蓮は、謎解きに夢中になっている陽を尻目に、その七冊の本へと一直線に歩み寄る。そして、内部データIDの昇順であろうと推測した通りの順番で、本に触れていった。
ガコン、と重い音がして、部屋の一角の本棚がスライドし、隠し通路が現れた。その奥の台座に、銀色の鍵が置かれている。

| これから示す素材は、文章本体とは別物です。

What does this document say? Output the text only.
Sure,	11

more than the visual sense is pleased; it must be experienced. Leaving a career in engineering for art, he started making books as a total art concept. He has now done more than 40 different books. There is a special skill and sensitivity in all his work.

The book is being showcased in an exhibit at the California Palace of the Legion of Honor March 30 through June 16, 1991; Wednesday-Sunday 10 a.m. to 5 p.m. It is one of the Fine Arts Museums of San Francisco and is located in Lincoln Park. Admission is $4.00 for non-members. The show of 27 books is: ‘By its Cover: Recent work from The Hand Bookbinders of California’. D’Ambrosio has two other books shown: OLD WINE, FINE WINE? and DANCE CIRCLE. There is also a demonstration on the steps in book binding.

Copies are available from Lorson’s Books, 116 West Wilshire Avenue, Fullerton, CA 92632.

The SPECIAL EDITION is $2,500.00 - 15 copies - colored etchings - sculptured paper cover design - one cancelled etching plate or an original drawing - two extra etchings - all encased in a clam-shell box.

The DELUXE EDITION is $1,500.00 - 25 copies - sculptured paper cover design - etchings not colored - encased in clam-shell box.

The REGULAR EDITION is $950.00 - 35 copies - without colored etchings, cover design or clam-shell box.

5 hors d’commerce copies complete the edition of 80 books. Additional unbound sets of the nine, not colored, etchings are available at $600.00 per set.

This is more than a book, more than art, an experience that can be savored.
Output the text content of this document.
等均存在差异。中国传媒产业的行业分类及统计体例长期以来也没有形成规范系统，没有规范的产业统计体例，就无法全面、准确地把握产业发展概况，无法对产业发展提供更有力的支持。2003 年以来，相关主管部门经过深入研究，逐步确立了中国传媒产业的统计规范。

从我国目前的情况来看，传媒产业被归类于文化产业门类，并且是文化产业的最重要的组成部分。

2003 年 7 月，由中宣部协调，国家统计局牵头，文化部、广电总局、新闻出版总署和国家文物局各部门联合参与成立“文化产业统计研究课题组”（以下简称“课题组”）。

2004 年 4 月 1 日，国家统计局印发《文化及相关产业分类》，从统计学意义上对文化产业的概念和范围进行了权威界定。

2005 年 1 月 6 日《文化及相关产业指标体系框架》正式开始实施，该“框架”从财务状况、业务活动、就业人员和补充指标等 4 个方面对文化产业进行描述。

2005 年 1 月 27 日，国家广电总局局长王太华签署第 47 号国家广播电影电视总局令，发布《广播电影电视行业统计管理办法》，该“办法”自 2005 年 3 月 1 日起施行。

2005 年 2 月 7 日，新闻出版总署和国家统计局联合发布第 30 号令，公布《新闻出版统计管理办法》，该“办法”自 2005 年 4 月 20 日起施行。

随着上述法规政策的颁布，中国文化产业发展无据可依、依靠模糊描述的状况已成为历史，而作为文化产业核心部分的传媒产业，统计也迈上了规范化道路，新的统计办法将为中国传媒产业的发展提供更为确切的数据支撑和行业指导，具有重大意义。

「は……? なんで……? オレ、まだ謎の途中なんだけど……」
陽は、三つ目のヒントが書かれた羊皮紙の巻物を片手に、呆然と立ち尽くした。
蓮は、こともなげに台座から銀色の鍵を拾い上げると、陽に向かって、わずかに唇を釣り上げて笑った。
「お前、まだそんな無駄な手順ルーティンを踏んでいたのか。製作者が用意したレールの上を律儀に歩くのが、そんなに楽しいか?」
その煽りに、陽の怒りが爆発した。
「は!? お前、それ、どう見てもチートだろ!ズルい! 最低!」
「チートじゃねえ。システムの脆弱性を突いただけの、論理的な最適解だ」
「うるさい! オレが一生懸命『賢者の涙』がどうとか考えてたのがバカみたいじゃん!」
「馬鹿みたい、じゃねえ。実際馬鹿なだけだろ」
「むかつく……!こういうゲームは結果だけじゃなくて過程を楽しむもんだろ! この効率厨! お前みたいな邪道プレイヤー、オレは認めないね!」
「楽しみ方の定義を、俺に押し付けるな。俺は、製作者の意図を超え、システムそのものを攻略することにこそ、至上の喜びを感じる。お前には、一生理解できねえだろうがな」
陽は怒りを通り越し、思わず天を仰いだ。
「もういい! 絶対、次の謎はオレが先に解いて、お前のその理屈っぽい鼻っ柱、へし折ってやるからな!」
「期待せずに待ってるぜ。……ま、お前みたいなド素人には、無理な話だろうがな」
「ああもう、うるさいうるさい! 聞こえませーん!」
陽は、ぷんすかと怒りながら、子供のように両耳を塞いで隠し通路へとズンズン歩いていく。蓮は、そんな陽の背中を静かに見つめていた。
ゲーム自体はもちろんだが、陽のくるくる変わる表情と剥き出しの感情。非合理なそれらは、確かに蓮を退屈させないのだった。